Court Opinion

ID: 9798119
Source: CourtListenerOpinion
Date Created: 2023-08-31 04:38:39.141099+00
Date Added: 2024-06-11T09:00:53.219742
License: Public Domain

BENJAMIN, Chief Justice,
concurring in part and dissenting in part:
(Filed Dec. 27, 2013)
I concur in the majority’s answers to the first and third certified questions. I must dissent, however, to the majority’s answer to the second certified question which improperly imposes common law tort principles onto the deliberate intent statute. By holding that an employer in a deliberate intent action may introduce evidence of an employee’s conduct as a defense, the majority displays a fundamental ignorance of the nature of a deliberate intent cause of action created by the Legislature.
The history of the current deliberate intent statute indicates a clear intent by the Legislature to create a wholly unique cause of action which has no counterpart in our common law and is completely divorced from common law tort principles. In Mandolidis v. Elkins Industries, 161 W.Va. 695, 246 S.E.2d 907 (1978), this Court was tasked with construing a deliberate intent cause of action under the then-existing statutory provision. At that time, the deliberate intent statute provided as follows:
If injury or death result to any employee from the deliberate intention of his employer to produce such injury or death, the employee, the widow, widower, child or dependent of the employee shall have the privilege to take under this chapter, and shall also have cause of action against the employer, as if this chapter had not been enacted, for any excess of damages over the amount received or receivable under this chapter.
W. Va.Code § 24-3-2 (1969). This Court in Mandolidis found that this “provision by its express language preserves for employees a common law action against employers ‘as if this chapter had not been enacted’ ‘if the injury or death of such employee results from the deliberate intent of the employer to produce such injury or death.’ ” 161 W.Va. at 698, 246 S.E.2d at 910 (emphasis added). The Court indicated that the workers’ compensation system “completely supplanted the common law tort system only with respect to negligently caused industrial accidents” 161 W.Va. at 705, 246 S.E.2d at 913 (emphasis in original), but did not supplant common law principles when an employer engaged in willful, wanton, or reckless misconduct. Accordingly, the Court held in syllabus point 1 of Mandolidis in relevant part, that “[u]nder W. Va.Code § 23-4-2 an employer is subject to a common law tort action for damages or for wrongful death where such employer *595commits an intentional tort or engages in willful, wanton, and reckless misconduct.”
In direct response to Mandolidis, the Legislature amended the deliberate intent statute to create a brand new standard for the loss of an employer’s workers compensation immunity. This standard is unique and it has no counterpart in the common law. In amending the statute, the Legislature clearly indicated that its new standard for loss of employer immunity is “of more narrow application and containing more specific mandatory elements than the common law tort system concept and standard of willful, wanton and reckless misconduct.” W. Va.Code § 23 — 4—2(d)(1). Under this new standard for loss of immunity, the Legislature crafted five tightly drawn elements which a claimant must prove before an employer will lose its immunity. These tightly drawn elements are clear, concise, unambiguous, and plenary, and they do not provide that an employer can introduce common law defenses to a deliberate intent claim. In fact, this point was made abundantly clear in syllabus point 8 of Roberts v. Consolidation Coal Co., 208 W.Va. 218, 539 S.E.2d 478 (2000), in which we held that “[w]hen an employee asserts a deliberate intention cause of action against his/her employer, pursuant to W. Va.Code § 23-4-2(b)-(e) (1991) (Cum.Supp.1991), the employer may not assert the employee’s contributory negligence as a defense to such action.”
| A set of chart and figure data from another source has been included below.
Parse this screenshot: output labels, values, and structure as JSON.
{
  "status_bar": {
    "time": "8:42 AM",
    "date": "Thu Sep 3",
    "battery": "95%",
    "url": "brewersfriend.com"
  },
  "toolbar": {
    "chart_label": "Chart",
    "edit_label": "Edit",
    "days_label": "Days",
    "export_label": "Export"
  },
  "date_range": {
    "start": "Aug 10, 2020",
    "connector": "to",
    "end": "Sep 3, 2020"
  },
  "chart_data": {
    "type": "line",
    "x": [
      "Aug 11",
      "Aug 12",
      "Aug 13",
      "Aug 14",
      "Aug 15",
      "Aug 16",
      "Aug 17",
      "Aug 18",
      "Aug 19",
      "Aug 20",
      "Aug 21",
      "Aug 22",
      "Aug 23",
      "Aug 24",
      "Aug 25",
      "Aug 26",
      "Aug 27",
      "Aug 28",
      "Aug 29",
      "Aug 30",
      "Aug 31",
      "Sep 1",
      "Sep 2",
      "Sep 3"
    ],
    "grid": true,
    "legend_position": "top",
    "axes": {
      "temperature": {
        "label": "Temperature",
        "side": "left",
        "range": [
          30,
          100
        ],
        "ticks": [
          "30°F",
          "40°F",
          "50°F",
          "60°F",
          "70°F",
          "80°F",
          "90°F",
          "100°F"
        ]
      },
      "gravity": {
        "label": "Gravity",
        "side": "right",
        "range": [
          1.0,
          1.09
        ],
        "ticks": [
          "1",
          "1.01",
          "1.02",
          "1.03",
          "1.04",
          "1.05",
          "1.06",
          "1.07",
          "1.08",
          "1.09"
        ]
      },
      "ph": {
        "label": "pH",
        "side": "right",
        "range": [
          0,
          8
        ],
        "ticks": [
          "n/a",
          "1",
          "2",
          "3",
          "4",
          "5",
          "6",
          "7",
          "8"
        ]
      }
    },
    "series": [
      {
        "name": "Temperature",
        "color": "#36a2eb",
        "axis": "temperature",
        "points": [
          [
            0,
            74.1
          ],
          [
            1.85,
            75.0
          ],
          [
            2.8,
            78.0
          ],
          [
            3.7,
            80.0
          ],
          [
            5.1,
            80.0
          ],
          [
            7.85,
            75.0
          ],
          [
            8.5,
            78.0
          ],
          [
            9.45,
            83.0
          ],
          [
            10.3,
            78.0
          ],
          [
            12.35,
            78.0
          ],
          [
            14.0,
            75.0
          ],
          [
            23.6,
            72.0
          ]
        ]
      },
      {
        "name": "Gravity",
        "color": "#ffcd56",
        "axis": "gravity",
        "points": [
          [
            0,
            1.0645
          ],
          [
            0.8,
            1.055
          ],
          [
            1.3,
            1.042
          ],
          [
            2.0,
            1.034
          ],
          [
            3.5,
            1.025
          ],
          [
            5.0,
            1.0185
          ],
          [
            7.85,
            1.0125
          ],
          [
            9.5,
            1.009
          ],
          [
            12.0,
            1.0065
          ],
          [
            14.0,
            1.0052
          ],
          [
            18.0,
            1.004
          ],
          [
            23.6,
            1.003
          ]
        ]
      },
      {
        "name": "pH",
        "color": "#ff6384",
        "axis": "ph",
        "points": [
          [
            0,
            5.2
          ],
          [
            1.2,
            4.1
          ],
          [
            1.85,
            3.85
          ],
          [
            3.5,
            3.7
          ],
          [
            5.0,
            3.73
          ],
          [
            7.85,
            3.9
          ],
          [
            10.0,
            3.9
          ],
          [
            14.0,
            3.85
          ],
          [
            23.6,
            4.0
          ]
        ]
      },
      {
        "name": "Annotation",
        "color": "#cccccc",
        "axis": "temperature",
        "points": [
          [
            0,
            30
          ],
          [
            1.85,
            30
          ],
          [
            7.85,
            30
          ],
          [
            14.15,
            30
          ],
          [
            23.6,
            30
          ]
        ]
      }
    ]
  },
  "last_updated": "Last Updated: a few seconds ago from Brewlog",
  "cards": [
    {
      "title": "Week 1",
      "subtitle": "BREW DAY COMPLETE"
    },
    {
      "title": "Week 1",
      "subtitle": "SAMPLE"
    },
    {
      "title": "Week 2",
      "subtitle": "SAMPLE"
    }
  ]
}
In order to reach its desired result that an employer can defend against a deliberate intent claim by introducing the common law tort defense of comparative fault, the majority opinion resorts to finessing, massaging, and dancing around the plain meaning of syllabus point 8 of Roberts, before finally deciding to just disregard it. The majority opinion then chides Mr. Simmons for basing his argument “solely on this point of law [in Roberts ]” to cover up the fact that the majority’s own analysis is completely devoid of legal support.
The majority reads into the deliberate intent statute something that simply is not there. For this reason, I dissent to the majority’s holding that an employer in a deliberate intent action may introduce evidence of the employee’s conduct to show fault on the part of the employee.